Mathieu é ator comediante de cinema, com sucesso e mediatismo, mas a sua verdadeira paixão é o teatro. O medo que o assola fê-lo largar a peça teatral que finalmente iria interpretar, em Paris, e fugir para um retiro (existencial) à beira-mar, alguns dias, num hotel de tratamentos termais. Vencido pela vida, assim está, embrulhado num roupão branco, solitário, como o velho que vemos a arrastar-se no andarilho, que surge nos primeiros planos do interior da estância termal, e que prende o olhar vazio de Mathieu.

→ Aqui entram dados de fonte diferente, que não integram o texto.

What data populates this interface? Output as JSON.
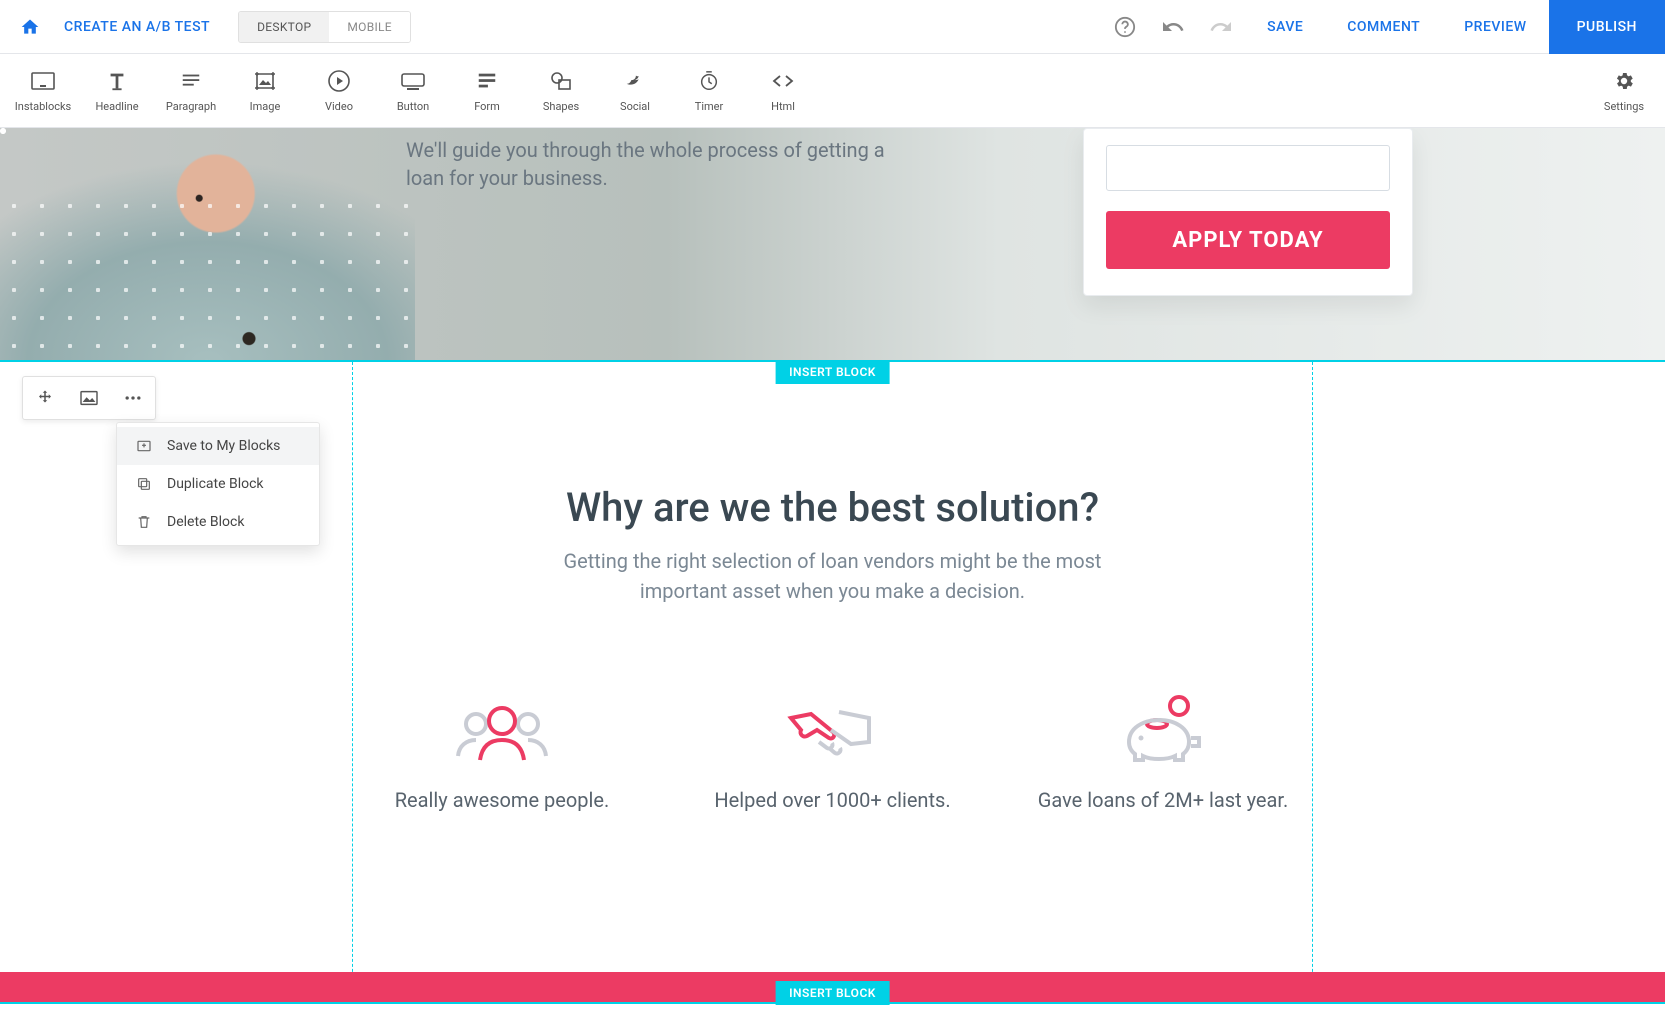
{
  "nav": {
    "ab_test": "CREATE AN A/B TEST",
    "desktop": "DESKTOP",
    "mobile": "MOBILE",
    "save": "SAVE",
    "comment": "COMMENT",
    "preview": "PREVIEW",
    "publish": "PUBLISH"
  },
  "toolbar": {
    "items": [
      {
        "label": "Instablocks",
        "icon": "instablocks-icon"
      },
      {
        "label": "Headline",
        "icon": "headline-icon"
      },
      {
        "label": "Paragraph",
        "icon": "paragraph-icon"
      },
      {
        "label": "Image",
        "icon": "image-icon"
      },
      {
        "label": "Video",
        "icon": "video-icon"
      },
      {
        "label": "Button",
        "icon": "button-icon"
      },
      {
        "label": "Form",
        "icon": "form-icon"
      },
      {
        "label": "Shapes",
        "icon": "shapes-icon"
      },
      {
        "label": "Social",
        "icon": "social-icon"
      },
      {
        "label": "Timer",
        "icon": "timer-icon"
      },
      {
        "label": "Html",
        "icon": "html-icon"
      }
    ],
    "settings": "Settings"
  },
  "hero": {
    "subhead_l1": "We'll guide you through the whole process of getting a",
    "subhead_l2": "loan for your business.",
    "apply_label": "APPLY TODAY"
  },
  "block": {
    "insert_label": "INSERT BLOCK",
    "title": "Why are we the best solution?",
    "subtitle_l1": "Getting the right selection of loan vendors might be the most",
    "subtitle_l2": "important asset when you make a decision.",
    "features": [
      "Really awesome people.",
      "Helped over 1000+ clients.",
      "Gave loans of 2M+ last year."
    ],
    "feature_icons": [
      "people-icon",
      "handshake-icon",
      "piggy-bank-icon"
    ]
  },
  "context_menu": {
    "save": "Save to My Blocks",
    "dup": "Duplicate Block",
    "delete": "Delete Block"
  }
}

A personagem de Canet assemelha-se um tanto ou quanto a Philippe de ‘Um Outro Mundo’: ambos divididos entre o que querem (ou julgam querer) e, por outro lado, o que devem fazer para salvaguardar um modus vivendis assente em conforto financeiro, que ambos conquistaram. Mathieu é questionado por um empregado de mesa se ganha bem enquanto ator, pois tem uma amiga que faz teatro e é muito mal paga – ele faz cinema, é conhecido do grande público, e obviamente recebe outro tipo de cachet -, o luxuoso hotel, que chega até a ser satirizado pelo filme em alguns pormenores, é a paisagem que reflete esse seu desafogo. Também o protagonista de ‘Um Outro Mundo’, diretor de uma fábrica, foi cedendo nas suas convicções humanistas no trabalho e foi prescindindo do tempo dedicado à família em prol de um património financeiro que vemos a ser escalpelizado aquando do divórcio, ou da sumptuosa casa que depois é colocada à venda – a câmara cola-se ao rosto de Philippe enquanto os interessados realçam todas as suas virtudes e valências. Ambos, Mathieu e Philippe, socorrem-se de comprimidos que acalmam ou relaxam – supomos que esse seja o propósito -, ambos correm na passadeira desalmadamente, mas para lado nenhum. É curioso que nesse último filme dessa trilogia laboral, Brizé ensaia já a tal exploração do ser mais afetivo – na relação com a mulher, de quem se está a divorciar, e com o filho, mergulhado em problemas do foro psiquiátrico -, mas sem conseguir ser profundo, continuando a sobrepor-se o ser laboral que havia emergido na indignação submissa que vemos em ‘A Lei do Mercado’ e na cólera que presenciamos no ‘Em Guerra’.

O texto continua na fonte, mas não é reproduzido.